Gene tree constructed from a 1,041-bp alignment of 16S rRNA gene sequences. Previously characterized V. navarrensis strains are indicated in bold. Numbers above the branches indicate the probability that the branch length is greater than zero based on the interior branch test; only values of ≥95 are shown. Scale bar, 0.02 nucleotide substitutions per site.

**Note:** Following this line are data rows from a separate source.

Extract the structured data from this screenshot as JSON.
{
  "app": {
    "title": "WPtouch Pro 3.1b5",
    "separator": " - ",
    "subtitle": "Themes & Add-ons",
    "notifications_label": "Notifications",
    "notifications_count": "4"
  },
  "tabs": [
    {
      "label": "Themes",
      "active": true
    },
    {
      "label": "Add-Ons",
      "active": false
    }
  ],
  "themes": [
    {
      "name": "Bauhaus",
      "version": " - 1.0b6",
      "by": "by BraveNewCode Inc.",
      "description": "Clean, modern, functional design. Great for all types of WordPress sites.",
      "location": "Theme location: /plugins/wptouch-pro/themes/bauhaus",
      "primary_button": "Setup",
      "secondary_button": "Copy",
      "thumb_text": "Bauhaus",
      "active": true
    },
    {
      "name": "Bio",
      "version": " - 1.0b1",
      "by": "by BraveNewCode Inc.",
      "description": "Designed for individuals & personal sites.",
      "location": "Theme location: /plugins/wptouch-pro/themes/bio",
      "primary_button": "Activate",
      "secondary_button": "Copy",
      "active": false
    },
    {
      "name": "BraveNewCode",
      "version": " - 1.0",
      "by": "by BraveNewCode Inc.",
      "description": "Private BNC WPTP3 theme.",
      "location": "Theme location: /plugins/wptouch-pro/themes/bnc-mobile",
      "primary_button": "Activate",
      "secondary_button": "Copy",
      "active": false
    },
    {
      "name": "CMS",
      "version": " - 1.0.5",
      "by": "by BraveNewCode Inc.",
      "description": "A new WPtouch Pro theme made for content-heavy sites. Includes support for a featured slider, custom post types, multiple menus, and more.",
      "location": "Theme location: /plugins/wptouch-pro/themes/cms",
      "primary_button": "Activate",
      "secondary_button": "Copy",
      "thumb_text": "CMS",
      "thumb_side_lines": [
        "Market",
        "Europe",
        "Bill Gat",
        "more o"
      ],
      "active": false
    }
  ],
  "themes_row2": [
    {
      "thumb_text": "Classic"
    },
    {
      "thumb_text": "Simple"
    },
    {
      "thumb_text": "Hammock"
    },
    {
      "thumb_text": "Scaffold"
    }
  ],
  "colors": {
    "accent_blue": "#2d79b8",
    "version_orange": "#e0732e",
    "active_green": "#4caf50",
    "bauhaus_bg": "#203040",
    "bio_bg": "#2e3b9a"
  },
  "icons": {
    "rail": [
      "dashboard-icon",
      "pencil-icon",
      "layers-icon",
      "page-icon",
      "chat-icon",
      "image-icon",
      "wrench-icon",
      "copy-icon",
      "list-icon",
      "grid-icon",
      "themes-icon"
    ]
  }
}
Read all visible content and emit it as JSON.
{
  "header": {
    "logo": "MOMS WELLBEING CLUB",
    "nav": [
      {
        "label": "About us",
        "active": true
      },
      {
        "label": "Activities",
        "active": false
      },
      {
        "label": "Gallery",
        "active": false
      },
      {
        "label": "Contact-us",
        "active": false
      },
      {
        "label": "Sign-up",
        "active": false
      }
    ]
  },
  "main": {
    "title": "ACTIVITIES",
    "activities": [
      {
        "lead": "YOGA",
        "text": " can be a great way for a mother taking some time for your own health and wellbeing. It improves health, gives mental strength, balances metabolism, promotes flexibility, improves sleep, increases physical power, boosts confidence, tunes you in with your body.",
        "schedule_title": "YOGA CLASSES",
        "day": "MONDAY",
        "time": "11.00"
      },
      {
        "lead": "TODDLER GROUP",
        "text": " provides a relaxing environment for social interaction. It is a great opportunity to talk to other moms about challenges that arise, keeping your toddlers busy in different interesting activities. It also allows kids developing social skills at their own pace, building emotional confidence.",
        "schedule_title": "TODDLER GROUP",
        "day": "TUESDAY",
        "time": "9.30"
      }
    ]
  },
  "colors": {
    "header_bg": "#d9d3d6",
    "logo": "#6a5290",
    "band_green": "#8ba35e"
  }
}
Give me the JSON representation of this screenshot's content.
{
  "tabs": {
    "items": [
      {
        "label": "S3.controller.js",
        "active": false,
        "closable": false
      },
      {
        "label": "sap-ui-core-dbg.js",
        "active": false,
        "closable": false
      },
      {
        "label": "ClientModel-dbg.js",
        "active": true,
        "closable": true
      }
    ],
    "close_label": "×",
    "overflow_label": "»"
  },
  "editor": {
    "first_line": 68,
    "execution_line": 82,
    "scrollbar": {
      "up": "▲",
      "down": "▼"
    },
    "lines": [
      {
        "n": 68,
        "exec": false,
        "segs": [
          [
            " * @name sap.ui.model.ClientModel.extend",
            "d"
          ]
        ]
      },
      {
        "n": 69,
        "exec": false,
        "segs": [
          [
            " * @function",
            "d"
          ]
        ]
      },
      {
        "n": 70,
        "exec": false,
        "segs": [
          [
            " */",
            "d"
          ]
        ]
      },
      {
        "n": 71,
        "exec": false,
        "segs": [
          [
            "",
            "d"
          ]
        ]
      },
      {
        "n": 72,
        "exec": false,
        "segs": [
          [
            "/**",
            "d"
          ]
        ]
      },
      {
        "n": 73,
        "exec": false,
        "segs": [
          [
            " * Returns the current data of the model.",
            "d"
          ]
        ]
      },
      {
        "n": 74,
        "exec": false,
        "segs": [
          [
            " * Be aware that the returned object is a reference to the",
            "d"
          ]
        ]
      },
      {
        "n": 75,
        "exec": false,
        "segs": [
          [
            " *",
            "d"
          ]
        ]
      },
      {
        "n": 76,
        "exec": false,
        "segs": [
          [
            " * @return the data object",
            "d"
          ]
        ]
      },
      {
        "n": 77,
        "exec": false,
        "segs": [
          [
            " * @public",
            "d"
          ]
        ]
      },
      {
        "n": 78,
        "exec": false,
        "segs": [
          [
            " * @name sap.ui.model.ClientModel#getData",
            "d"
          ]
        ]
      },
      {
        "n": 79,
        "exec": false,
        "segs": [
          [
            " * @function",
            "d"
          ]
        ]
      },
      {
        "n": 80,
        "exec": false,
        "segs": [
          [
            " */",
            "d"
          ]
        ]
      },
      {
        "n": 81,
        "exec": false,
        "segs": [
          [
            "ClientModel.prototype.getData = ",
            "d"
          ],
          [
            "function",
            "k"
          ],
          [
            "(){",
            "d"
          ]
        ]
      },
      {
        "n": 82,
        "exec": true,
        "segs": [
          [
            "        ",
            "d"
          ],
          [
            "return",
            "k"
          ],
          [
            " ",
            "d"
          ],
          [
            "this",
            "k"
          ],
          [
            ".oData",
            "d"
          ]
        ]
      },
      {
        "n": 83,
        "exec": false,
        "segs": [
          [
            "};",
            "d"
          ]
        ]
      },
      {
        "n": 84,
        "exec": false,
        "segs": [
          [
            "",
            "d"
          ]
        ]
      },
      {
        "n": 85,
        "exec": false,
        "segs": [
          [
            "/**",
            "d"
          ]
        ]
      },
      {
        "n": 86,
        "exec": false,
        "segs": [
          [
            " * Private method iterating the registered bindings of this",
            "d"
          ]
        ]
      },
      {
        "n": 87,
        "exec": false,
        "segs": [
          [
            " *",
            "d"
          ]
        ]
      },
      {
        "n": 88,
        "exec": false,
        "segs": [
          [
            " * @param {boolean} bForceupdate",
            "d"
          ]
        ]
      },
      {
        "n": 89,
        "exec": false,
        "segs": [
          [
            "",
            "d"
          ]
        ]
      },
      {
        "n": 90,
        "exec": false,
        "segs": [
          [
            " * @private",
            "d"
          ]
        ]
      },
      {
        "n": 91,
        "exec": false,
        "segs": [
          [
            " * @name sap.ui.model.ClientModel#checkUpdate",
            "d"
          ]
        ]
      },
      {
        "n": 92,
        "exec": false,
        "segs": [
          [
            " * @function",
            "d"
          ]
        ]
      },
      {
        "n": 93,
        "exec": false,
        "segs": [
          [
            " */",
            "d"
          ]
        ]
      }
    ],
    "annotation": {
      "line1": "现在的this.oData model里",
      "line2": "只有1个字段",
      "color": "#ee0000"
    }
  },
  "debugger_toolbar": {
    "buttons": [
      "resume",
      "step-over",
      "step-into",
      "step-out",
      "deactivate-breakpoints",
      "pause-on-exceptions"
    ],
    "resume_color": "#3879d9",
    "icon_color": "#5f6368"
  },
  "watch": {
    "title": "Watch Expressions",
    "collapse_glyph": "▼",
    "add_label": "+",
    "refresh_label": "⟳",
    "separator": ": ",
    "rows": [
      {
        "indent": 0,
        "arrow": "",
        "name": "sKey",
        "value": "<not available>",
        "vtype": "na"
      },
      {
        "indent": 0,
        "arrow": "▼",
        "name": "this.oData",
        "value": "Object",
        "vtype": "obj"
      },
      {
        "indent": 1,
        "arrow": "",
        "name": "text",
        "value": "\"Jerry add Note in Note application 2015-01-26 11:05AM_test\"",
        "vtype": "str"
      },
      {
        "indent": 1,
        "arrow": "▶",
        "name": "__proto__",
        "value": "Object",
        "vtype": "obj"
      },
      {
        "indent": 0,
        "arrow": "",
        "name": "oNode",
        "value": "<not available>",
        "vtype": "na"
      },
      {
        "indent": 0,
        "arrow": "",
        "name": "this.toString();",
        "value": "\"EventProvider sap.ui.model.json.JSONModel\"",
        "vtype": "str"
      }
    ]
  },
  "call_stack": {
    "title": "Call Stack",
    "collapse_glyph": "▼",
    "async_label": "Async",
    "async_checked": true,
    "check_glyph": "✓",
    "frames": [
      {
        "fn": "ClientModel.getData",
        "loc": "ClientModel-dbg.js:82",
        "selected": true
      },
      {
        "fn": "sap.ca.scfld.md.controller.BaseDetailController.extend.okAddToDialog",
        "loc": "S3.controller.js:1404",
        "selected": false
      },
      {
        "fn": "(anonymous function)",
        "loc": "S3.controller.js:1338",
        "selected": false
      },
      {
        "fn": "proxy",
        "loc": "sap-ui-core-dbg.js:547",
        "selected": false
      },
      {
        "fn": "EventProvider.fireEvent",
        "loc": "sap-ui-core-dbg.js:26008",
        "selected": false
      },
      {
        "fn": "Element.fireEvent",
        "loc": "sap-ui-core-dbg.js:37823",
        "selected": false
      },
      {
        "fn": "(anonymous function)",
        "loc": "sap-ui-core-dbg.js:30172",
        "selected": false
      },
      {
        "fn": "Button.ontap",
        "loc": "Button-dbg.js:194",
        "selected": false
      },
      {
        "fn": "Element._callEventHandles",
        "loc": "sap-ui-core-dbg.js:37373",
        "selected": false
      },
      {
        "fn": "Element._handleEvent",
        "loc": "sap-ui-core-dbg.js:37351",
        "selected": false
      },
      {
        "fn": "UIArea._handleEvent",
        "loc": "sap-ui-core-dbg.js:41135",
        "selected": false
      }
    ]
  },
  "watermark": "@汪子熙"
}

In contrast, the 16S rRNA gene tree did not separate the 20 isolates into two distinct lineages (Fig. 2), and the tree placed V. cholerae and V. mimicus in the V. navarrensis cluster. The 16S rRNA gene sequences from the 20 isolates contained a number of unresolved positions, presumably the result of polymorphism among multiple operons, a phenomenon that has been described previously for Vibrio (12, 13). There were 1,155 nucleotide sites in the alignment; of those, 22 were polymorphic, and only one of those could be unambiguously determined in all 20 sequences. We concluded that the fragment of the 16S rRNA gene we used here was not useful for phylogenetic clustering and identification of the closely related Vibrio isolates we examined in this study.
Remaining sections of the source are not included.